Suinesiaputra Avan, Frangi Alejandro F, Kaandorp Theodorus A M, Lamb Hildo J, Bax Jeroen J, Reiber Johan H C, Lelieveldt Boudewijn P F
Department of Radiology, Division of Image Processing, Leiden University Medical Center, Leiden, The Netherlands.
IEEE Trans Med Imaging. 2009 Apr;28(4):595-607. doi: 10.1109/TMI.2008.2008966. Epub 2009 Feb 10.

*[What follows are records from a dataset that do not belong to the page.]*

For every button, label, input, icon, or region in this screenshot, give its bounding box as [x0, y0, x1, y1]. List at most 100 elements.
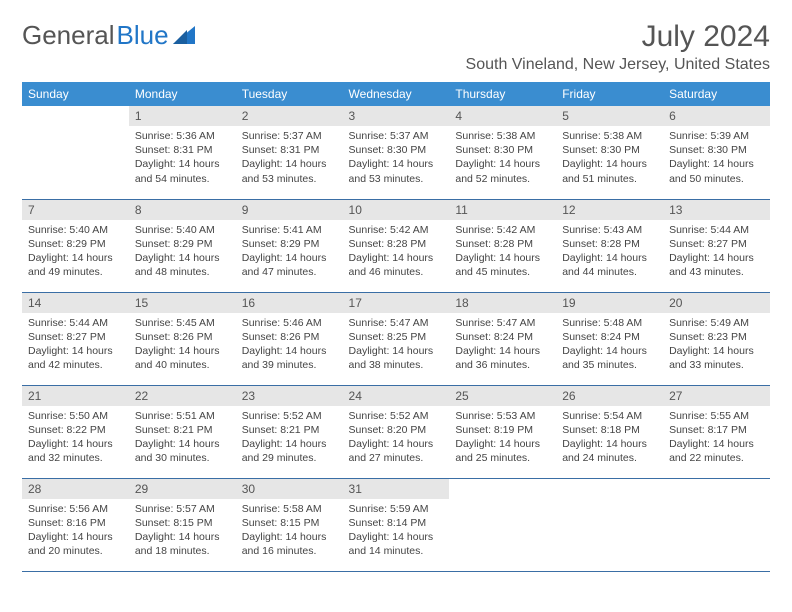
day-details: Sunrise: 5:40 AMSunset: 8:29 PMDaylight:…: [129, 220, 236, 286]
day-detail-line: Sunrise: 5:36 AM: [135, 129, 230, 143]
day-detail-line: Sunrise: 5:56 AM: [28, 502, 123, 516]
day-detail-line: and 46 minutes.: [349, 265, 444, 279]
calendar-day-cell: 5Sunrise: 5:38 AMSunset: 8:30 PMDaylight…: [556, 106, 663, 199]
day-detail-line: and 48 minutes.: [135, 265, 230, 279]
day-detail-line: Sunset: 8:15 PM: [242, 516, 337, 530]
day-details: Sunrise: 5:53 AMSunset: 8:19 PMDaylight:…: [449, 406, 556, 472]
calendar-day-cell: 11Sunrise: 5:42 AMSunset: 8:28 PMDayligh…: [449, 199, 556, 292]
day-detail-line: Daylight: 14 hours: [135, 530, 230, 544]
day-details: Sunrise: 5:37 AMSunset: 8:31 PMDaylight:…: [236, 126, 343, 192]
day-detail-line: Sunrise: 5:43 AM: [562, 223, 657, 237]
calendar-day-cell: [556, 478, 663, 571]
day-detail-line: Daylight: 14 hours: [135, 437, 230, 451]
day-detail-line: Sunrise: 5:38 AM: [455, 129, 550, 143]
day-detail-line: and 44 minutes.: [562, 265, 657, 279]
calendar-day-cell: 19Sunrise: 5:48 AMSunset: 8:24 PMDayligh…: [556, 292, 663, 385]
day-detail-line: Sunset: 8:25 PM: [349, 330, 444, 344]
day-details: Sunrise: 5:52 AMSunset: 8:20 PMDaylight:…: [343, 406, 450, 472]
day-details: Sunrise: 5:47 AMSunset: 8:25 PMDaylight:…: [343, 313, 450, 379]
day-details: Sunrise: 5:51 AMSunset: 8:21 PMDaylight:…: [129, 406, 236, 472]
calendar-day-cell: 17Sunrise: 5:47 AMSunset: 8:25 PMDayligh…: [343, 292, 450, 385]
day-details: Sunrise: 5:59 AMSunset: 8:14 PMDaylight:…: [343, 499, 450, 565]
day-number: 29: [129, 479, 236, 499]
day-number: 14: [22, 293, 129, 313]
day-detail-line: Sunset: 8:18 PM: [562, 423, 657, 437]
weekday-header-row: Sunday Monday Tuesday Wednesday Thursday…: [22, 82, 770, 106]
month-title: July 2024: [466, 20, 770, 54]
logo-word-2: Blue: [117, 20, 169, 51]
day-details: Sunrise: 5:52 AMSunset: 8:21 PMDaylight:…: [236, 406, 343, 472]
day-detail-line: Daylight: 14 hours: [135, 157, 230, 171]
calendar-day-cell: 29Sunrise: 5:57 AMSunset: 8:15 PMDayligh…: [129, 478, 236, 571]
day-number: 22: [129, 386, 236, 406]
calendar-day-cell: 16Sunrise: 5:46 AMSunset: 8:26 PMDayligh…: [236, 292, 343, 385]
day-detail-line: Sunset: 8:27 PM: [669, 237, 764, 251]
day-detail-line: Daylight: 14 hours: [28, 437, 123, 451]
day-number: 16: [236, 293, 343, 313]
calendar-day-cell: 31Sunrise: 5:59 AMSunset: 8:14 PMDayligh…: [343, 478, 450, 571]
calendar-table: Sunday Monday Tuesday Wednesday Thursday…: [22, 82, 770, 572]
day-detail-line: Sunset: 8:30 PM: [562, 143, 657, 157]
day-detail-line: Daylight: 14 hours: [669, 251, 764, 265]
day-details: Sunrise: 5:50 AMSunset: 8:22 PMDaylight:…: [22, 406, 129, 472]
calendar-day-cell: 26Sunrise: 5:54 AMSunset: 8:18 PMDayligh…: [556, 385, 663, 478]
day-details: Sunrise: 5:58 AMSunset: 8:15 PMDaylight:…: [236, 499, 343, 565]
calendar-day-cell: 3Sunrise: 5:37 AMSunset: 8:30 PMDaylight…: [343, 106, 450, 199]
calendar-day-cell: 8Sunrise: 5:40 AMSunset: 8:29 PMDaylight…: [129, 199, 236, 292]
day-detail-line: Sunrise: 5:59 AM: [349, 502, 444, 516]
day-detail-line: Daylight: 14 hours: [349, 530, 444, 544]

In this paper, a statistical shape analysis method for myocardial contraction is presented that was built to detect and locate regional wall motion abnormalities (RWMA). For each slice level (base, middle, and apex), 44 short-axis magnetic resonance images were selected from healthy volunteers to train a statistical model of normal myocardial contraction using independent component analysis (ICA). A classification algorithm was constructed from the ICA components to automatically detect and localize abnormally contracting regions of the myocardium. The algorithm was validated on 45 patients suffering from ischemic heart disease. Two validations were performed; one with visual wall motion scores (VWMS) and the other with wall thickening (WT) used as references. Accuracy of the ICA-based method on each slice level was 69.93% (base), 89.63% (middle), and 72.78% (apex) when WT was used as reference, and 63.70% (base), 67.41% (middle), and 66.67% (apex) when VWMS was used as reference. From this we conclude that the proposed method is a promising diagnostic support tool to assist clinicians in reducing the subjectivity in VWMS.